Currently, I use a Windows explorer shell extension that is able to submit file hashes to VirusTotal for analysis with two clicks of the mouse -- giving an overview of the file according to many different companies' scanners. But it'd be great to have a tool that can scan and look at the behavior of a program to see what it can/may do, and particularly, behaviors that are red flags, like autostarting itself, modifying certain areas or keys of the registry, attempting to access anything on disk other than its own folder, etc.
 
I just found *exactly* what I've been looking for --

"Buster Sandbox Analyzer" (http://bsa.isoftware.nl/)

It's a third-party addon to Sandboxie that watches/monitors a sandboxed program's behavior, monitoring key indicators like what and where it's modifying on disk, registry, network, ports, etc.

Unfortunately, it appears to have been discontinued with Sandboxie 4.0+, which is a major bite :/ Fingers crossed someone eventually continues carrying the torch on this fantastic addon, in one form or another.
 
http://technet.microsoft.com/en-us/sysinternals/bb896653
Process Explorer sysinternals tool from Microsoft. You can submit a process to virustotal in the latest version of Process Explorer.

http://technet.microsoft.com/en-us/sysinternals/bb896645
Process Monitor goes a bit more in depth.

Both tools are free. Give them a shot.

I use both. Unfortunately, they're limited in the sense that they're not done within a sandbox subset (short of running in a VM), which is a necessity when doing malware analysis.

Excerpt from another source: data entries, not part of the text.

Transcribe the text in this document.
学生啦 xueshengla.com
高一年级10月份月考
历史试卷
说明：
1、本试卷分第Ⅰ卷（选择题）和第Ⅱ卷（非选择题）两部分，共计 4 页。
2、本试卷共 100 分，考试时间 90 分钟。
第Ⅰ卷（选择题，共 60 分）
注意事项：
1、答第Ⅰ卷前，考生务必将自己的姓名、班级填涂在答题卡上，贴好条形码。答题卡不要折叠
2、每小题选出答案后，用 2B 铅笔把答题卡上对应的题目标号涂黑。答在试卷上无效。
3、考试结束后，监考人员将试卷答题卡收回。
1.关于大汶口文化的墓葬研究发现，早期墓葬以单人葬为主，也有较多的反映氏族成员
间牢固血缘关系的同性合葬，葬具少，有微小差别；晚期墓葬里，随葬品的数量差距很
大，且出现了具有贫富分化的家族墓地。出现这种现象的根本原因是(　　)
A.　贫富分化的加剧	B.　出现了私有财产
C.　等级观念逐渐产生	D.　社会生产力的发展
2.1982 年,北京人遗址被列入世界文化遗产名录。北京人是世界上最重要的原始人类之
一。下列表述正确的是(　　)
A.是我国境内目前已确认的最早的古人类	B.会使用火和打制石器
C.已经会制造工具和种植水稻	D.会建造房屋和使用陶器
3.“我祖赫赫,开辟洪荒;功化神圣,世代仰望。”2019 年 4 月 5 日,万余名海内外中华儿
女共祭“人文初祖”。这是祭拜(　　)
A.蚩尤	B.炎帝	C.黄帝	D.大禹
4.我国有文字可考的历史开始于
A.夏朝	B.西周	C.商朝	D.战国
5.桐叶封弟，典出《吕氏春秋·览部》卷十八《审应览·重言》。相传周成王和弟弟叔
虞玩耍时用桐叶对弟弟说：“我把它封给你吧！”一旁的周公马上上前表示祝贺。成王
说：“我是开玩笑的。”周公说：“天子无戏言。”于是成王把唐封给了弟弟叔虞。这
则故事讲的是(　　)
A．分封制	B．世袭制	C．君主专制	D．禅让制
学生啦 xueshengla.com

Thanks for the rec's, though.
 
Mandiant Redline may be able to do some of what you're asking but the application will need to be running in memory for Redline to analyze it. SOP for malware analysis spooling up a VM and running analysis within that disposable, isolated environment. The only other thing you can do is try to decompile the executable and see if you can glean any information from the resulting source code.